Sous le ciel de Bwiza en mairie de Bujumbura, un certain lundi, à 6 heures du matin. Muzuka, Procureur de la République se réveille pour aller vaquer à ses activités. Après avoir offert à sa femme un tiède baiser, il se retire dans sa coquille de chambre et s’apprête à partir à son bureau, au centre-ville. En concomitance, sa femme se lève pour voir que le boy s’est déjà acquitté de son dû.

– Mon roi, tout est prêt, venez vous attabler !
– Oui, ma reine !
– Mais, aujourd’hui vous vous êtes levé très tôt !
– Bien sûr, ma chérie. Je dois arriver au bourreau à temps. J’ai eu du travail dont j’avais plus besoin. Imaginez le nombre de chômeurs en quête d’emploi ! C’est un grand nombre 60 % des inactifs dont la moyenne d’années dépasse 7. Pourquoi moi qui est plus chanceux en ayant à faire ne dois-je témoigner mon ardent labeur ? Le hasard l’a bien fait et je m’en réjouis. Même si je le méritais avec mes diplômes, mes certificats, mes attestations, il y en a plusieurs autres de ma promotion, plus diplômés, plus attestés ; plus certifiés que moi encore en quête. C’est pour cette raison qu’il fallait même faire des rondes nocturnes aux matériels divers bureautiques. Nous empêcherons l’irresponsabilité de certains de nos collègues qui en abusent pour se faire passer de voleurs en pillant nos ordinateurs avec les documents importants du travail. C’est un frein à notre développement, une maladie contagieuse nous mettant en chaos et avec notre économie.

– Ah! Ma bien aimée
– Oui
– T’en souviens-tu ?
– De quoi ?
– De ma copine de l’adolescence !
– D’adolescence ! Copine !
– Pourquoi pas fiancée ! De fiançailles ?
– Oui ! Ai-je pas l’habitude de tout dire ouvertement dès le début de ta découverte ?
– Si ! Je me souviens aussi d‘ elle. Que te rappelles-tu encore d’elle ?
– La nage ! Elle en était professionnelle. C’est bien elle qui me l’a apprise. Tu as volé une personne, un homme, un mari ! Tu es accusé de trafic d’être humain !
– Alors que c’est toi qui m’a proposé ce projet?
– Tant mieux ! Je dis les signes astucieux utilisés pour me la faire abandonner. Chère Cirore, partons avant le temps à nos occupations habituelles !
– Mon cœur, bonne route et bon retour à ton palais!

Par NGERAGEZE

A 7 h 10, Muzuka arrive à son bureau. Il commence à se cultiver dans les archives de ses prédécesseurs. Il commence par le rangement des archives selon les années, dés cette année, 2019 à sa naissance en 1989.

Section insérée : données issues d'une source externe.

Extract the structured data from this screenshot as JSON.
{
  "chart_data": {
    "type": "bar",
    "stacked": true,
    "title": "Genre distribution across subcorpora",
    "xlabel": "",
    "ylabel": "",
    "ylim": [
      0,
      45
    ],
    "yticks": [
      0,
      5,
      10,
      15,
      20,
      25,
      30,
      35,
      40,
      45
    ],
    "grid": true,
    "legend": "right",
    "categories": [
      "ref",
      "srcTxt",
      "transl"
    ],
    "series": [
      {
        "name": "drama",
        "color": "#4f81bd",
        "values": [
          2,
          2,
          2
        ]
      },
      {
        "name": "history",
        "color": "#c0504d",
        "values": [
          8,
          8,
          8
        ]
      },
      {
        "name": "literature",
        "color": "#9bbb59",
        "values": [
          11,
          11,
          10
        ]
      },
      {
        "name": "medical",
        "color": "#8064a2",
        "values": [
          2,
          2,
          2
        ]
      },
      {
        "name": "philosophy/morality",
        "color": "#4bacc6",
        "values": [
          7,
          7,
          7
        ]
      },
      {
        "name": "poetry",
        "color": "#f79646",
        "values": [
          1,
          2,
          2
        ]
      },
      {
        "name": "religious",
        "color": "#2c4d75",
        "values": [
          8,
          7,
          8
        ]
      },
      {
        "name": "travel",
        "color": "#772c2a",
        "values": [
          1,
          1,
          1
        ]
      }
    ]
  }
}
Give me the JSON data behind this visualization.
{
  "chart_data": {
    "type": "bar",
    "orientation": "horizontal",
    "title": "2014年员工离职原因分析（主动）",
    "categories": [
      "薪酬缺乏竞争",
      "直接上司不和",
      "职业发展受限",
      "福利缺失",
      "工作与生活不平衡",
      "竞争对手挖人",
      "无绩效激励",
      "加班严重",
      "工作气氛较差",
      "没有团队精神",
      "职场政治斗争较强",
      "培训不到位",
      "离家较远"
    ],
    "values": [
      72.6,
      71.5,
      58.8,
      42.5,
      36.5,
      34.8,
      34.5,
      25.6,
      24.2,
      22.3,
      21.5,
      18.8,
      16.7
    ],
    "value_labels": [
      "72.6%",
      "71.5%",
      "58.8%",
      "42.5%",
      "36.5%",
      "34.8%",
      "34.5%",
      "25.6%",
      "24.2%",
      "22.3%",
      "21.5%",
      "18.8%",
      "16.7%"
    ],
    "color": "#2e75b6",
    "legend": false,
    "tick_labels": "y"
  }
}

Un bon dirigeant, se dit-il, doit avoir le goût de la culture de sa direction. C’est ce qui le permet de savoir la défendre dans certaines circonstances. Il ne doit jamais manquer de quoi parler, quand il est sollicité, même en cas de surprise. C’est aussi une occasion de découvrir les questions fréquentes à la direction et la façon d’en trouver solution de mes prédécesseurs. Je cote les meilleurs et me réfère à eux pour défendre mon renom et mes successeurs me prendront comme un dans leur vie. Pour y arriver, j’éviterai de faire ce que les autres ont fait, mais les surpasser. Si non ça serait du plagiat. Toutes les générations sauront que je suis une figure historique au Mandela, au Charlemagne. Pour ceux qui se sont montrés apprentis, je les dévore en tirant constat utile dans leurs aventures. Car personne n’ a une parfaite perfection ici. C’est la vie; le parallélisme entre deux mi- jours de 24 heures formant un tout complet.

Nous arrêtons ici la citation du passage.